Y, mientras hablaba, pensó: pero di mis datos en Samaritanos, y hablé con la policía y con el conserje del edificio, y me tuve que identificar para entrar en el Instituto Anatómico Forense, y vivimos en una maldita sociedad de cotillas con la información centralizada e instantánea. Empezó a sudar.

– No me digas que he salido en las noticias o en las pantallas públicas…

Yiannis torció la boca hacia abajo. Era, Bruna lo sabía, su manera de sonreír.
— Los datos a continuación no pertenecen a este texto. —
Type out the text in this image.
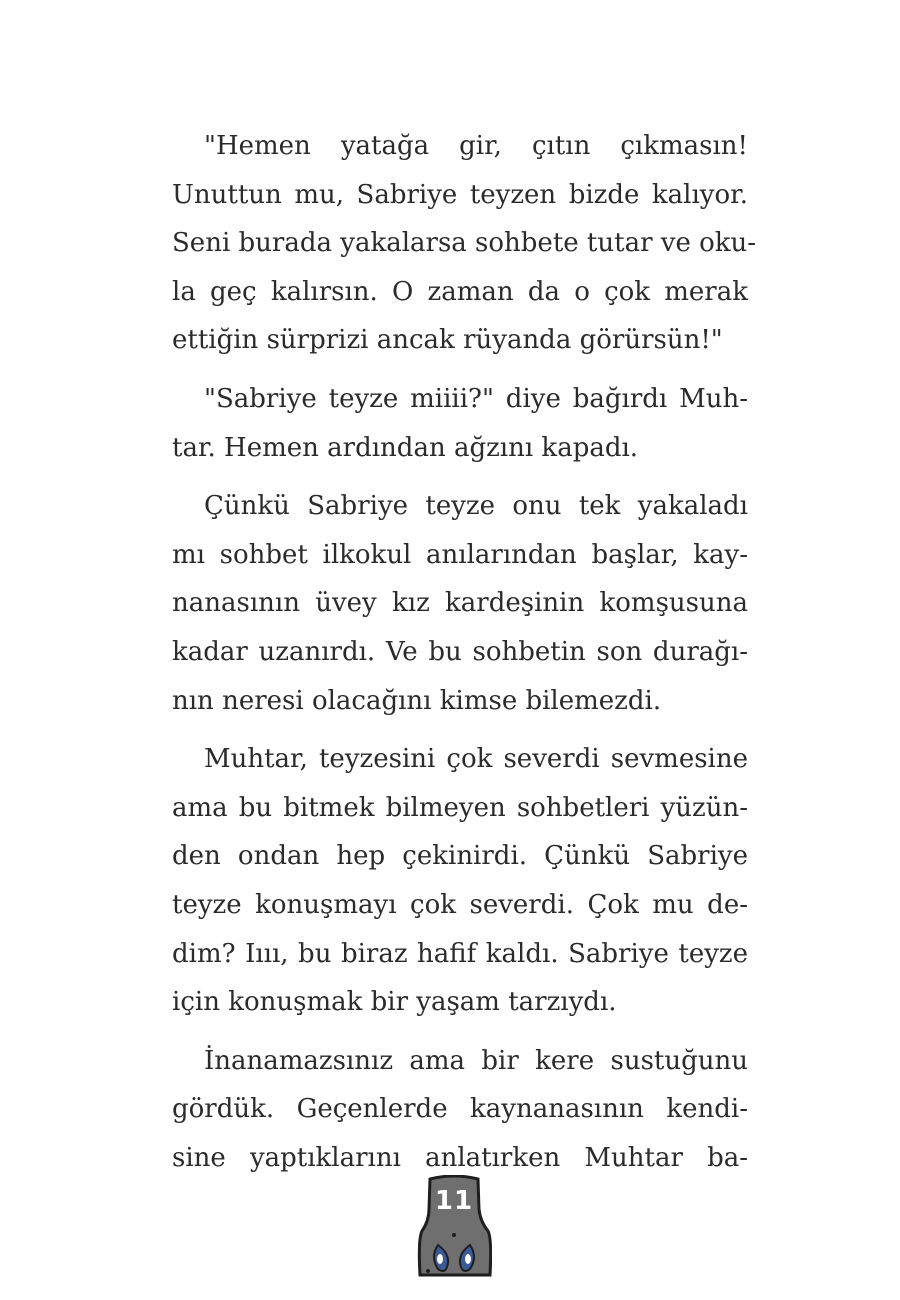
"Hemen yatağa gir, çıtın çıkmasın!
Unuttun mu, Sabriye teyzen bizde kalıyor.
Seni burada yakalarsa sohbete tutar ve oku-
la geç kalırsın. O zaman da o çok merak
ettiğin sürprizi ancak rüyanda görürsün!"

"Sabriye teyze miiii?" diye bağırdı Muh-
tar. Hemen ardından ağzını kapadı.

Çünkü Sabriye teyze onu tek yakaladı
mı sohbet ilkokul anılarından başlar, kay-
nanasının üvey kız kardeşinin komşusuna
kadar uzanırdı. Ve bu sohbetin son durağı-
nın neresi olacağını kimse bilemezdi.

Muhtar, teyzesini çok severdi sevmesine
ama bu bitmek bilmeyen sohbetleri yüzün-
den ondan hep çekinirdi. Çünkü Sabriye
teyze konuşmayı çok severdi. Çok mu de-
dim? Iııı, bu biraz hafif kaldı. Sabriye teyze
için konuşmak bir yaşam tarzıydı.

İnanamazsınız ama bir kere sustuğunu
gördük. Geçenlerde kaynanasının kendi-
sine yaptıklarını anlatırken Muhtar ba-

11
– No, no… Me lo ha contado alguien que ha venido buscando mi ayuda. Una persona que me ha pedido que hablara contigo. Tiene un trabajo que ofrecerte. Te paso su tarjeta.

Yiannis tocó el ordenador móvil que llevaba en la muñeca y el móvil de Bruna pitó recibiendo el mensaje. La androide miró la pequeña pantalla: Myriam Chi, la líder del MRR, la esperaba a las 10:00 horas de la mañana siguiente en su despacho.

El coraje es un hábito del alma, decía Cicerón. Yiannis se había agarrado a esa frase de su autor favorito como quien se sujeta a una rama seca cuando está a punto de precipitarse en un abismo. Llevaba años intentando desarrollar y mantener ese hábito, y de alguna manera la rutina del coraje se había ido endureciendo en su interior, formando una especie de esqueleto alternativo que había logrado mantenerlo en pie.

Habían pasado ya cuarenta y nueve años. Casi medio siglo desde la muerte del pequeño Edú, y aún seguía llevando las cicatrices. El tiempo, claro está, había ido amortiguando o más bien embotando la insoportable intensidad de su dolor. Eso era natural, hubiera sido imposible vivir constantemente dentro de ese paroxismo de sufrimiento, Yiannis lo entendía y se lo perdonaba a sí mismo. Se perdonaba seguir respirando, seguir disfrutando de la comida, de la música, de un buen libro, mientras su niño se convertía en polvo bajo la tierra. Además sentía que, de algún modo, una parte de él seguía de duelo. Era como si la desaparición de Edú le hubiera hecho un agujero en el corazón, de manera que desde entonces sólo vivía las cosas a la mitad. Nunca podía concentrarse del todo en su realidad porque al fondo zumbaba la pena de forma constante, como uno de esos pitidos enloquecedores que escuchan ciertos sordos. Algo se le había quebrado definitivamente, y eso a Yiannis le parecía bien. Le parecía justo y necesario, porque no hubiera podido soportar que su vida siguiera igual tras la muerte de su hijo.